Several recent studies have found that Christians are fatter than those of other faiths.
Baptists have the highest rates of obesity -- 30 percent, according to a Purdue University study using information from a national survey that gathers data on lifestyle issues. That compares with 17 percent of Catholics and 1 percent or less for non-Christians -- Jews, Muslims, Hindus and Buddhists.
The study's co-author, Purdue sociology professor Kenneth Ferraro, said the reasons for the higher incidence of obesity among Baptists aren't clear. But he speculates that many Baptists' traditional eschewal of alcohol and tobacco might translate into higher food consumption than in other denominations.
Or, as his article says: "Baptists may find food one of the few available sources of earthly pleasure."
For Reynolds, 49, the pastor of Capital Baptist, the study's results ring true. "I can see that," he said. He wonders whether high-fat church suppers among many close-knit Baptist religious communities and the Southern food beloved by many Baptists also contribute to the problem.
Whatever the issue, Reynolds said, "it's not talked about."
He is determined to change that in his church. And he started with himself.
Fourteen months ago, he faced the fact that, after a lifetime of worshiping at the altar of greasy Southern cooking, he was morbidly obese -- 100 pounds overweight -- and diabetic.
"My belly was god," he recalled.
Reynolds said he asked the Lord for help. He answered, Reynolds said, by bringing him to a passage in Matthew 16: "If any man wishes to come after me, let him deny himself and take up his cross and follow me."
"God just burned that into my heart," Reynolds told worshipers on a recent Sunday in the drawl of his native Lynchburg, Va.
He started denying himself -- forgoing his favorite treats, such as Southern cooking and late-night bowls of ice cream -- and started walking on a treadmill and lifting weights. God responded: After losing 70 pounds, Reynolds hopes to shake off an additional 30.
And he is leading a 22-week blitz to help others achieve a "Bod for God."
The church sent out 25,000 fliers advertising the program to Fairfax County residents and advertised on five local radio stations. Reynolds designed a four-week sermon series and is organizing program participants into groups of 12 (like Jesus's disciples) to meet weekly to support one another.
On the stage at Capital Baptist's auditorium on a recent Sunday, a "Bod4GOD" poster hung over the baptismal pool. As worshipers entered, video screens flashed ads for Christian-themed exercise classes called Body & Soul.

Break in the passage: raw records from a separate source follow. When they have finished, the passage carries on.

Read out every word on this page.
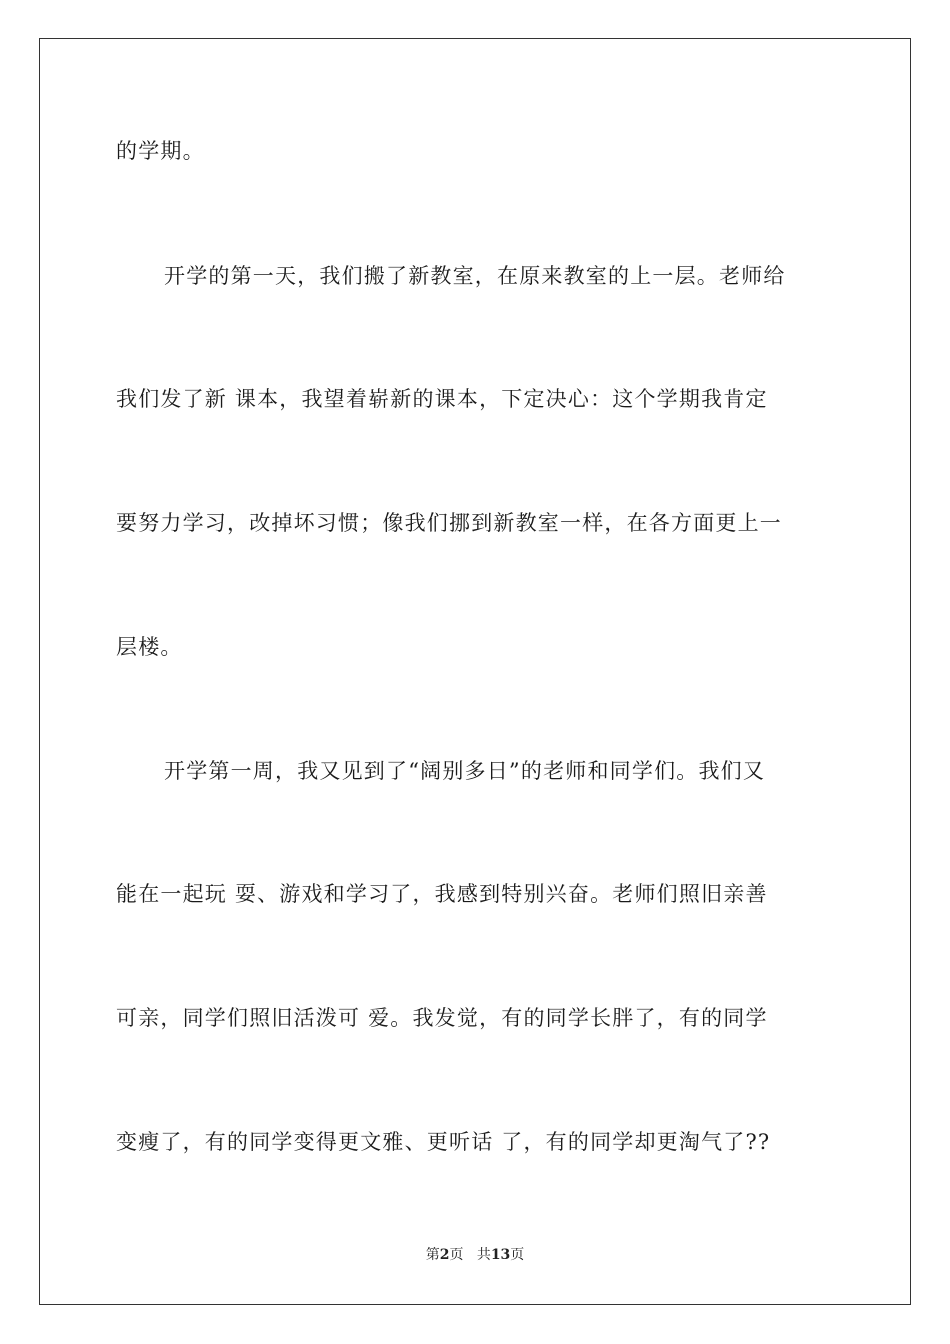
的学期。
开学的第一天，我们搬了新教室，在原来教室的上一层。老师给
我们发了新 课本，我望着崭新的课本，下定决心：这个学期我肯定
要努力学习，改掉坏习惯；像我们挪到新教室一样，在各方面更上一
层楼。
开学第一周，我又见到了“阔别多日”的老师和同学们。我们又
能在一起玩 耍、游戏和学习了，我感到特别兴奋。老师们照旧亲善
可亲，同学们照旧活泼可 爱。我发觉，有的同学长胖了，有的同学
变瘦了，有的同学变得更文雅、更听话 了，有的同学却更淘气了??
第2页 共13页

A chef was scheduled to take the stage for a low-fat cooking demonstration yesterday, between the hymns and the sermon.
Among the more than 200 who jammed the church's gym for an introductory luncheon after the worship services earlier this month was Sylviana Nica, 28, a Falls Church office worker. It was her first visit to Capital Baptist, and she came after hearing radio ads for Bod4God. She has struggled for years to lose weight and live healthier and, as a Christian, she said, the religious slant of the program appealed to her.
"I've been praying for this," she said.
Mary Knisley drove 85 miles from her home in Cross Junction, Va., where she works for a missionary organization, to sign up.
"For me, the Bible is in first place in my life," said Knisley, 58, who, like Reynolds, wants to lose 100 pounds. "Because of that, this is a natural thing for me to use the word of God."